INFO [main] Worker: Worker started.
And also the following message in Master's log:
INFO [dispatcher-event-loop-9] Master: Registered worker
Host: 192.168.2.109
RpcPort: 57806
PushPort: 57807
FetchPort: 57809
ReplicatePort: 57808
SlotsUsed: 0
LastHeartbeat: 0
HeartbeatElapsedSeconds: xxx
Disks:
DiskInfo0: xxx
UserResourceConsumption: empty
WorkerRef: null
Start Spark with Celeborn
Copy Celeborn Client to Spark's jars
Celeborn release binary contains clients for Spark 2.x and Spark 3.x, copy the corresponding client jar into Spark's
jars/ directory:
cp $CELEBORN_HOME/spark/<Celeborn Client Jar> $SPARK_HOME/jars/
Start spark-shell
Set spark.shuffle.manager to Celeborn's ShuffleManager, and turn off spark.shuffle.service.enabled:
cd $SPARK_HOME
./bin/spark-shell \
--conf spark.shuffle.manager=org.apache.spark.shuffle.celeborn.SparkShuffleManager \
--conf spark.shuffle.service.enabled=false
Then run the following test case:
spark.sparkContext
.parallelize(1 to 10, 10)
.flatMap(_ => (1 to 100).iterator.map(num => num))
.repartition(10)
.count
During the Spark Job, you should see the following message in Celeborn Master's log:
Master: Offer slots successfully for 10 reducers of local-1690000152711-0 on 1 workers.

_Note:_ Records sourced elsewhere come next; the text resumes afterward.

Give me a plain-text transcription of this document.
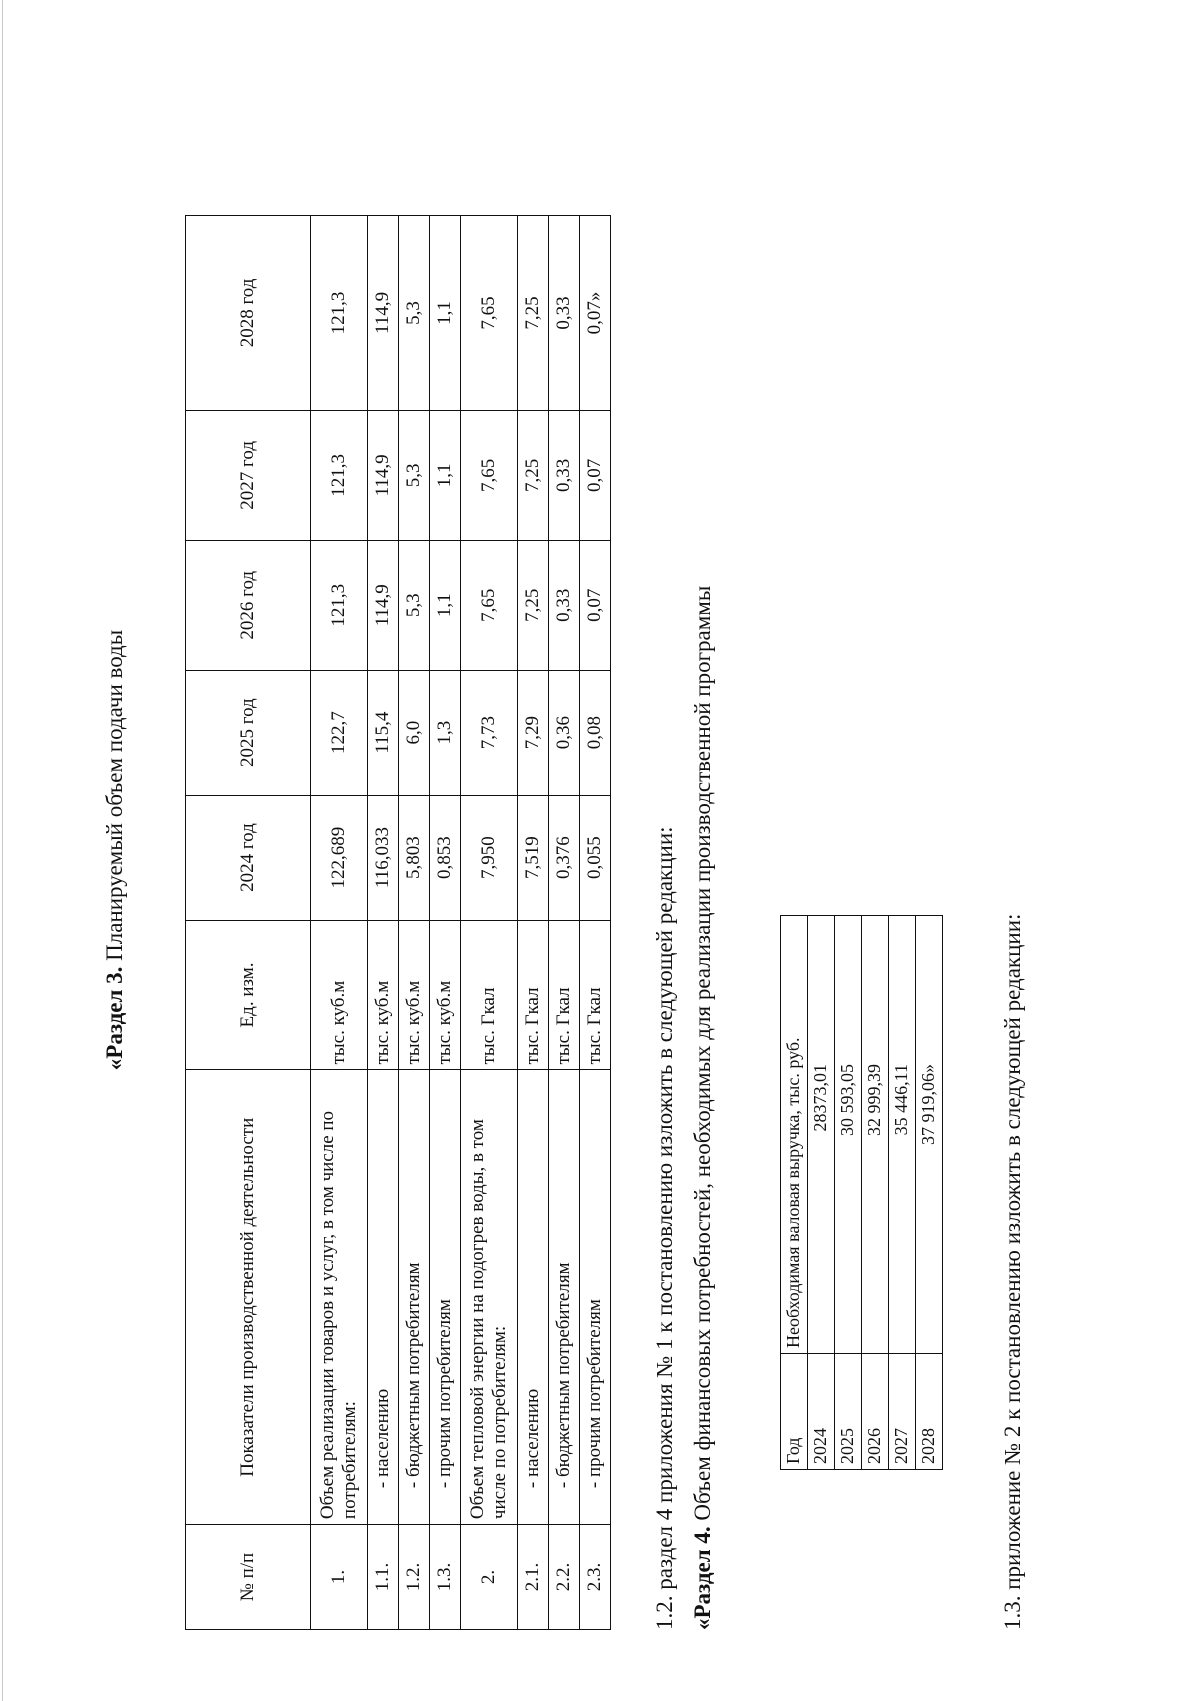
«Раздел 3. Планируемый объем подачи воды
№ п/п	Показатели производственной деятельности	Ед. изм.	2024 год	2025 год	2026 год	2027 год	2028 год
1.	Объем реализации товаров и услуг, в том числе по потребителям:	тыс. куб.м	122,689	122,7	121,3	121,3	121,3
1.1.	- населению	тыс. куб.м	116,033	115,4	114,9	114,9	114,9
1.2.	- бюджетным потребителям	тыс. куб.м	5,803	6,0	5,3	5,3	5,3
1.3.	- прочим потребителям	тыс. куб.м	0,853	1,3	1,1	1,1	1,1
2.	Объем тепловой энергии на подогрев воды, в том числе по потребителям:	тыс. Гкал	7,950	7,73	7,65	7,65	7,65
2.1.	- населению	тыс. Гкал	7,519	7,29	7,25	7,25	7,25
2.2.	- бюджетным потребителям	тыс. Гкал	0,376	0,36	0,33	0,33	0,33
2.3.	- прочим потребителям	тыс. Гкал	0,055	0,08	0,07	0,07	0,07»
1.2. раздел 4 приложения № 1 к постановлению изложить в следующей редакции: «Раздел 4. Объем финансовых потребностей, необходимых для реализации производственной программы	Год	Необходимая валовая выручка, тыс. руб.
2024	28373,01
2025	30 593,05
2026	32 999,39
2027	35 446,11
2028	37 919,06»	1.3. приложение № 2 к постановлению изложить в следующей редакции:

And the following message in Celeborn Worker's log:
INFO [dispatcher-event-loop-9] Controller: Reserved 10 primary location and 0 replica location for local-1690000152711-0
INFO [dispatcher-event-loop-8] Controller: Start commitFiles for local-1690000152711-0
INFO [async-reply] Controller: CommitFiles for local-1690000152711-0 success with 10 committed primary partitions, 0 empty primary partitions, 0 failed primary partitions, 0 committed replica partitions, 0 empty replica partitions, 0 failed replica partitions.
Start Flink with Celeborn
Copy Celeborn Client to Flink's lib
Celeborn release binary contains clients for Flink 1.14.x, Flink 1.15.x and Flink 1.17.x, copy the corresponding client jar into Flink's
lib/ directory:
cp $CELEBORN_HOME/flink/<Celeborn Client Jar> $FLINK_HOME/lib/
Add Celeborn configuration to Flink's conf
Set shuffle-service-factory.class to Celeborn's ShuffleServiceFactory in Flink configuration file:
cd $FLINK_HOME
vi conf/flink-conf.yaml
shuffle-service-factory.class: org.apache.celeborn.plugin.flink.RemoteShuffleServiceFactory
Then deploy the example word count job to the running cluster:
cd $FLINK_HOME
./bin/flink run -Dexecution.runtime-mode=BATCH examples/streaming/WordCount.jar
During the Flink Job, you should see the following message in Celeborn Master's log:
Master: Offer slots successfully for 1 reducers of local-1690000152711-0 on 1 workers.
And the following message in Celeborn Worker's log:
INFO [dispatcher-event-loop-4] Controller: Reserved 1 primary location and 0 replica location for local-1690000152711-0
INFO [dispatcher-event-loop-3] Controller: Start commitFiles for local-1690000152711-0
INFO [async-reply] Controller: CommitFiles for local-1690000152711-0 success with 1 committed primary partitions, 0 empty primary partitions, 0 failed primary partitions, 0 committed replica partitions, 0 empty replica partitions, 0 failed replica partitions.